Amid ongoing climate strikes, the good news is that while governments remain sluggish in responding to climate change, enterprises are moving forward aggressively.
The ongoing global climate protests, which have now extended to an estimated 185 countries, signal a growing impatience, especially from young people, about the urgency surrounding a myriad of climate challenges.
These challenges include rising levels of carbon dioxide, global warming, rising sea levels, and the like. The protests have been strategically timed in advance of the United Nations Climate Change Summit, and are largely focused on addressing institutional complacency and a lack of urgency from many sovereign countries.
However, amidst the protests, there is some good news: despite apparent governmental inaction, sustainability in both internal and customer-facing operations is becoming a much higher priority for many influential companies. Perhaps because of the UN climate summit, there has been a flurry of progress in recent months.
For example, in September sports apparel and equipment firm Nike announced with great fanfare its ‘Move to Zero’ plan to power its offices and factories with 100% renewable energy and become net neutral in terms of carbon emissions by 2025.
Also in September, banks representing $47 trillion in assets – or one-third of the global total – signed on to a set of UN-backed responsible banking principles that include a shift from ‘brown’ to ‘green’ economic growth models. Earlier in 2019, Scandinavian airline SAS began offering customers the ability to reduce their carbon footprint by offering opportunities to switch to biofuel by paying a little bit extra with each flight.

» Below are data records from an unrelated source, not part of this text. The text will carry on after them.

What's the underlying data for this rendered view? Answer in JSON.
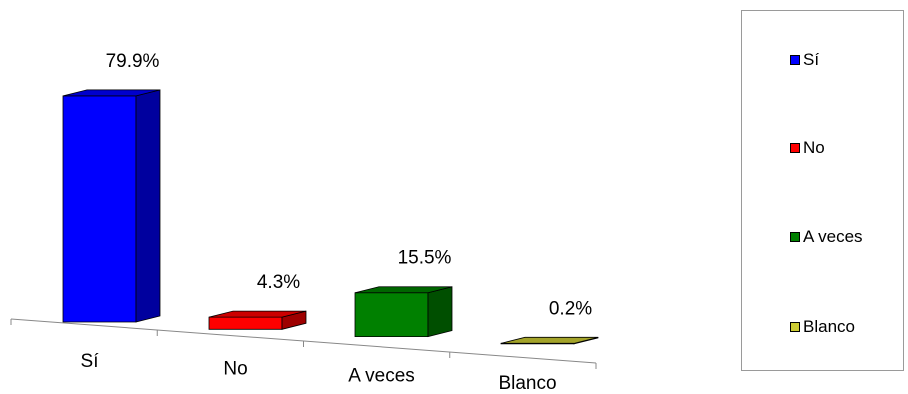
{
  "chart_data": {
    "type": "bar",
    "style": "3d",
    "categories": [
      "Sí",
      "No",
      "A veces",
      "Blanco"
    ],
    "values": [
      79.9,
      4.3,
      15.5,
      0.2
    ],
    "data_labels": [
      "79.9%",
      "4.3%",
      "15.5%",
      "0.2%"
    ],
    "unit": "%",
    "colors": [
      "#0000FF",
      "#FF0000",
      "#008000",
      "#CCCC33"
    ],
    "legend": {
      "placement": "right",
      "entries": [
        "Sí",
        "No",
        "A veces",
        "Blanco"
      ]
    },
    "grid": false
  }
}
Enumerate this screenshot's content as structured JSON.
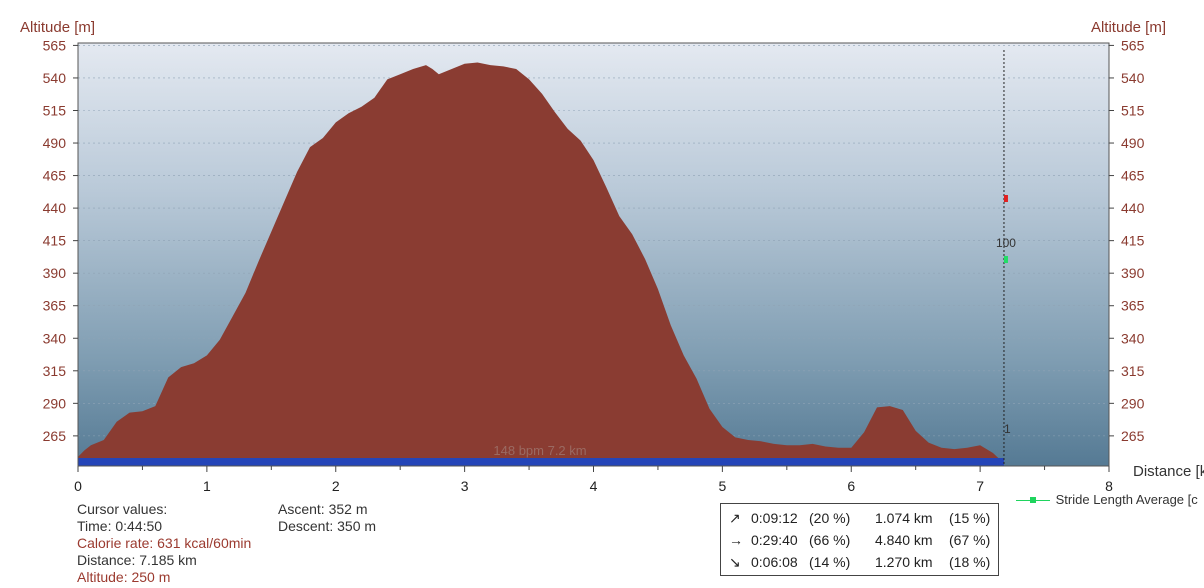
{
  "chart_data": {
    "type": "area",
    "ylabel_left": "Altitude [m]",
    "ylabel_right": "Altitude [m]",
    "xlabel": "Distance [km]",
    "xlim": [
      0,
      8
    ],
    "ylim": [
      248,
      573
    ],
    "yticks": [
      265,
      290,
      315,
      340,
      365,
      390,
      415,
      440,
      465,
      490,
      515,
      540,
      565
    ],
    "xticks": [
      0,
      1,
      2,
      3,
      4,
      5,
      6,
      7,
      8
    ],
    "series": [
      {
        "color": "#8a3c32",
        "x": [
          0,
          0.05,
          0.1,
          0.2,
          0.3,
          0.4,
          0.5,
          0.6,
          0.7,
          0.8,
          0.9,
          1.0,
          1.1,
          1.2,
          1.3,
          1.4,
          1.5,
          1.6,
          1.7,
          1.8,
          1.9,
          2.0,
          2.1,
          2.2,
          2.3,
          2.4,
          2.5,
          2.6,
          2.7,
          2.75,
          2.8,
          2.9,
          3.0,
          3.1,
          3.2,
          3.3,
          3.4,
          3.5,
          3.6,
          3.7,
          3.8,
          3.9,
          4.0,
          4.1,
          4.2,
          4.3,
          4.4,
          4.5,
          4.6,
          4.7,
          4.8,
          4.9,
          5.0,
          5.1,
          5.2,
          5.3,
          5.4,
          5.5,
          5.6,
          5.7,
          5.8,
          5.9,
          6.0,
          6.1,
          6.2,
          6.3,
          6.4,
          6.5,
          6.6,
          6.7,
          6.8,
          6.9,
          7.0,
          7.1,
          7.185
        ],
        "y": [
          255,
          260,
          264,
          268,
          282,
          289,
          290,
          294,
          316,
          324,
          327,
          333,
          345,
          363,
          381,
          405,
          428,
          451,
          474,
          493,
          500,
          512,
          519,
          524,
          531,
          545,
          549,
          553,
          556,
          553,
          549,
          553,
          557,
          558,
          556,
          555,
          553,
          545,
          534,
          520,
          507,
          498,
          483,
          462,
          440,
          426,
          407,
          384,
          356,
          333,
          315,
          292,
          278,
          270,
          268,
          267,
          265,
          264,
          264,
          265,
          263,
          262,
          262,
          274,
          293,
          294,
          291,
          275,
          266,
          262,
          261,
          262,
          264,
          258,
          250
        ]
      }
    ],
    "cursor": {
      "x": 7.185,
      "labels": [
        "100",
        "1"
      ]
    },
    "bar_annotation": "148 bpm 7.2 km",
    "legend": [
      "Stride Length Average [c"
    ]
  },
  "cursor_panel": {
    "header": "Cursor values:",
    "time": "Time: 0:44:50",
    "calorie": "Calorie rate: 631 kcal/60min",
    "distance": "Distance: 7.185 km",
    "altitude": "Altitude: 250 m"
  },
  "totals": {
    "ascent": "Ascent: 352 m",
    "descent": "Descent: 350 m"
  },
  "stats": [
    {
      "icon": "↗",
      "time": "0:09:12",
      "pct_time": "(20 %)",
      "dist": "1.074 km",
      "pct_dist": "(15 %)"
    },
    {
      "icon": "→",
      "time": "0:29:40",
      "pct_time": "(66 %)",
      "dist": "4.840 km",
      "pct_dist": "(67 %)"
    },
    {
      "icon": "↘",
      "time": "0:06:08",
      "pct_time": "(14 %)",
      "dist": "1.270 km",
      "pct_dist": "(18 %)"
    }
  ],
  "colors": {
    "axis_text": "#8a3a2f",
    "fill": "#8a3c32",
    "bar": "#2445b8",
    "cursor_red": "#e02020",
    "cursor_green": "#22dd66"
  }
}
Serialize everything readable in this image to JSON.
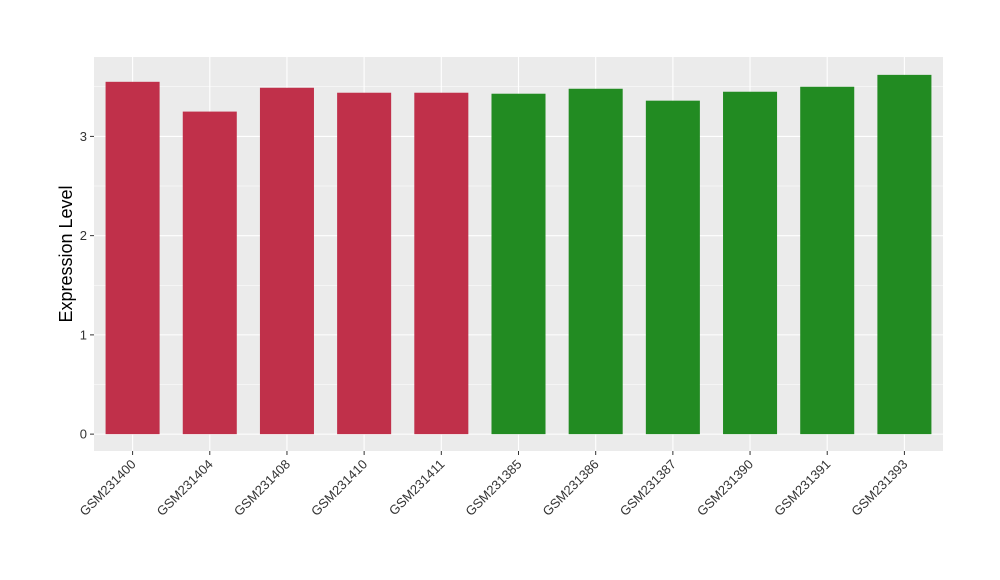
{
  "chart_data": {
    "type": "bar",
    "title": "",
    "xlabel": "",
    "ylabel": "Expression Level",
    "categories": [
      "GSM231400",
      "GSM231404",
      "GSM231408",
      "GSM231410",
      "GSM231411",
      "GSM231385",
      "GSM231386",
      "GSM231387",
      "GSM231390",
      "GSM231391",
      "GSM231393"
    ],
    "values": [
      3.55,
      3.25,
      3.49,
      3.44,
      3.44,
      3.43,
      3.48,
      3.36,
      3.45,
      3.5,
      3.62
    ],
    "bar_colors": [
      "#c0304a",
      "#c0304a",
      "#c0304a",
      "#c0304a",
      "#c0304a",
      "#228b22",
      "#228b22",
      "#228b22",
      "#228b22",
      "#228b22",
      "#228b22"
    ],
    "yticks": [
      0,
      1,
      2,
      3
    ],
    "ylim": [
      -0.17,
      3.8
    ],
    "grid": true,
    "legend": "none",
    "panel_color": "#ebebeb",
    "grid_color": "#ffffff"
  }
}
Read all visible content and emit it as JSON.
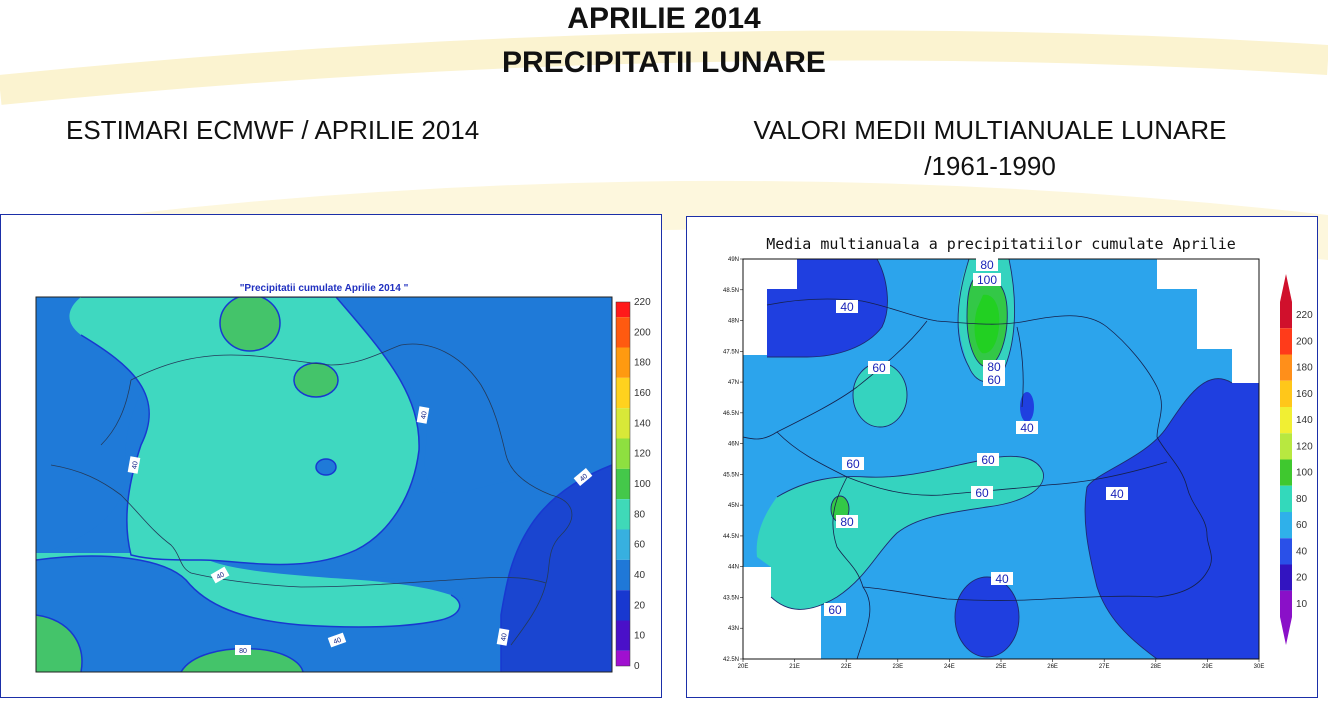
{
  "header": {
    "title_line1": "APRILIE 2014",
    "title_line2": "PRECIPITATII LUNARE"
  },
  "left_panel": {
    "subtitle": "ESTIMARI ECMWF / APRILIE 2014",
    "map_title": "\"Precipitatii cumulate Aprilie 2014 \"",
    "legend": {
      "ticks": [
        "220",
        "200",
        "180",
        "160",
        "140",
        "120",
        "100",
        "80",
        "60",
        "40",
        "20",
        "10",
        "0"
      ],
      "colors": [
        "#ff1a1a",
        "#ff5a10",
        "#ff9a10",
        "#ffd21e",
        "#d8e838",
        "#8ee040",
        "#44c84a",
        "#3fd9b8",
        "#37b0e0",
        "#1f78d8",
        "#1838d0",
        "#4a10c8",
        "#a010d0"
      ]
    },
    "contour_labels": [
      "40",
      "40",
      "40",
      "40",
      "40",
      "40",
      "80"
    ]
  },
  "right_panel": {
    "subtitle_line1": "VALORI MEDII MULTIANUALE LUNARE",
    "subtitle_line2": "/1961-1990",
    "map_title": "Media multianuala a precipitatiilor cumulate Aprilie",
    "legend": {
      "ticks": [
        "220",
        "200",
        "180",
        "160",
        "140",
        "120",
        "100",
        "80",
        "60",
        "40",
        "20",
        "10"
      ],
      "colors": [
        "#d0102c",
        "#ff3b1a",
        "#ff8f1a",
        "#ffc71a",
        "#f1ef33",
        "#b8e840",
        "#3fc82f",
        "#33d9bb",
        "#2fb0ea",
        "#2a50e8",
        "#3214c0",
        "#8a10c8"
      ]
    },
    "x_ticks": [
      "20E",
      "21E",
      "22E",
      "23E",
      "24E",
      "25E",
      "26E",
      "27E",
      "28E",
      "29E",
      "30E"
    ],
    "y_ticks": [
      "49N",
      "48.5N",
      "48N",
      "47.5N",
      "47N",
      "46.5N",
      "46N",
      "45.5N",
      "45N",
      "44.5N",
      "44N",
      "43.5N",
      "43N",
      "42.5N"
    ],
    "contour_labels": [
      "80",
      "100",
      "40",
      "60",
      "80",
      "60",
      "40",
      "60",
      "60",
      "60",
      "40",
      "80",
      "40",
      "60"
    ],
    "colors": {
      "lt40": "#1f3fe0",
      "40to60": "#2ca4ec",
      "60to80": "#35d3bf",
      "gt80": "#33c847",
      "gt100": "#22d022"
    }
  },
  "colors": {
    "panel_border": "#1b2fa8",
    "left_blue": "#1f7ad8",
    "left_cyan": "#3fd8c0",
    "left_deep": "#1a45d0",
    "left_green": "#44c46a"
  }
}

And these are just a handful of examples; most large companies now have designated executive-level focus to sustainability, and the annual ‘sustainability report’ has become the norm in many industries. With companies in a variety of markets embracing sustainability more aggressively, San Francisco-based software company Salesforce believes it is uniquely well-positioned to support these initiatives.
In September, Salesforce introduced its ‘Sustainability Cloud,’ powered by their Einstein Analytics and offering a carbon accounting product designed to give customers a 360-degree view of their environmental impact. Salesforce also joins a growing number of US-based companies voicing support for aggressive emissions reduction targets, even though the US government under President Donald Trump has backed out of the 2015 UN Paris Agreement.
The current interest in sustainability represents an intriguing turning of the tables: while governments are often called on to modify the worst instincts of self-interested businesses, in the case of sustainability, these same companies are now taking action to address the frustrating level of inaction on the part of governments.